Além de outros apontamentos já feitos neste artigo, Irineu não acreditava que os hereges interpretavam as Escrituras erroneamente por uma ambiguidade ou dificuldade intrínseca ao texto bíblico, mas por erro dos próprios hereges. É nítido que os reformadores estavam muito mais próximos da compreensão de Irineu do que seus oponentes romanistas. Por outro lado, Trento dogmatizou uma posição mais próxima da heresia gnóstica do que de Irineu. A partir do século IV, o apelo aos pais da igreja seria frequente nos debates doutrinários. Kelly escreve:

Esses desdobramentos podem insinuar que a tradição dos pais, por si, estava passando a ser tratada como autoridade. No entanto, seria um engano ler as evidências desta maneira. Por maior que fosse o respeito pelos pais, não se cogitava que eles houvessem tido acesso a outras verdades que não aquelas contidas, explícita ou implicitamente, nas Escrituras. Na controvérsia cristológica, por exemplo, o recurso final de Cirilo (De recta fide ad regin. 2) sempre esteve no ensino da Bíblia – “a tradição dos apóstolos e evangelistas .... e o propósito das Escrituras divinamente inspiradas como um todo”. De sua parte, Teodoreto cristalizou sua posição nesta afirmação (Eran 1): “Devo obediência apenas às Sagradas Escrituras”. Aos olhos de ambos, a autoridade dos Pais consistia precisamente no fato de que eles haviam exposto de modo muito fiel e completo a verdadeira intenção dos escritores bíblicos. (Kelly, p. 36)

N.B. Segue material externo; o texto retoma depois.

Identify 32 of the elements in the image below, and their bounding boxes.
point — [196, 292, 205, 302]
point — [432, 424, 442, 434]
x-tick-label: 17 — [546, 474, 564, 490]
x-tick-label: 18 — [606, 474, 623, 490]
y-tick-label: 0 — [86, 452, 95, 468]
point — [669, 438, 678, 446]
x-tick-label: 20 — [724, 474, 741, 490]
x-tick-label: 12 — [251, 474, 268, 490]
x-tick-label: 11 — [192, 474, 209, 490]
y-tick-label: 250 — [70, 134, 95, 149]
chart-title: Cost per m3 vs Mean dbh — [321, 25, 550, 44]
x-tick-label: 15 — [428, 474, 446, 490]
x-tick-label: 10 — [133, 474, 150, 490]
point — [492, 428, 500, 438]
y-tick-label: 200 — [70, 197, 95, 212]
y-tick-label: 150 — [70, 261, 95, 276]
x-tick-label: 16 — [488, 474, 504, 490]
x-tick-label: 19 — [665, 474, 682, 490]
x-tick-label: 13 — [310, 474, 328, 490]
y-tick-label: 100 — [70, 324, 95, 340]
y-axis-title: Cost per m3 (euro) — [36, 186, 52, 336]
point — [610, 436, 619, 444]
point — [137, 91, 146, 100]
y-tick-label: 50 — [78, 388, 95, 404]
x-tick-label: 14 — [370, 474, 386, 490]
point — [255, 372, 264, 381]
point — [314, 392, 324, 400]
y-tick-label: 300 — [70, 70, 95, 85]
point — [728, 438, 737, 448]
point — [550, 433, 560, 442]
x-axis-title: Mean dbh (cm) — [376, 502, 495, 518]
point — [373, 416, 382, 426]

Até mesmo um liberal que não acredita na inspiração da Bíblia reconhece a precedência desta sobre a tradição por uma simples questão lógica. Supondo a hipótese irreal de que os Pais da Igreja possuíam doutrinas apostólicas extra-bíblicas, como os escritos do próprio Apóstolo estariam no mesmo patamar que os escritos de pessoas que viveram tempos depois dos apóstolos (em alguns casos séculos)? Uma fonte direta precede uma fonte intermediária.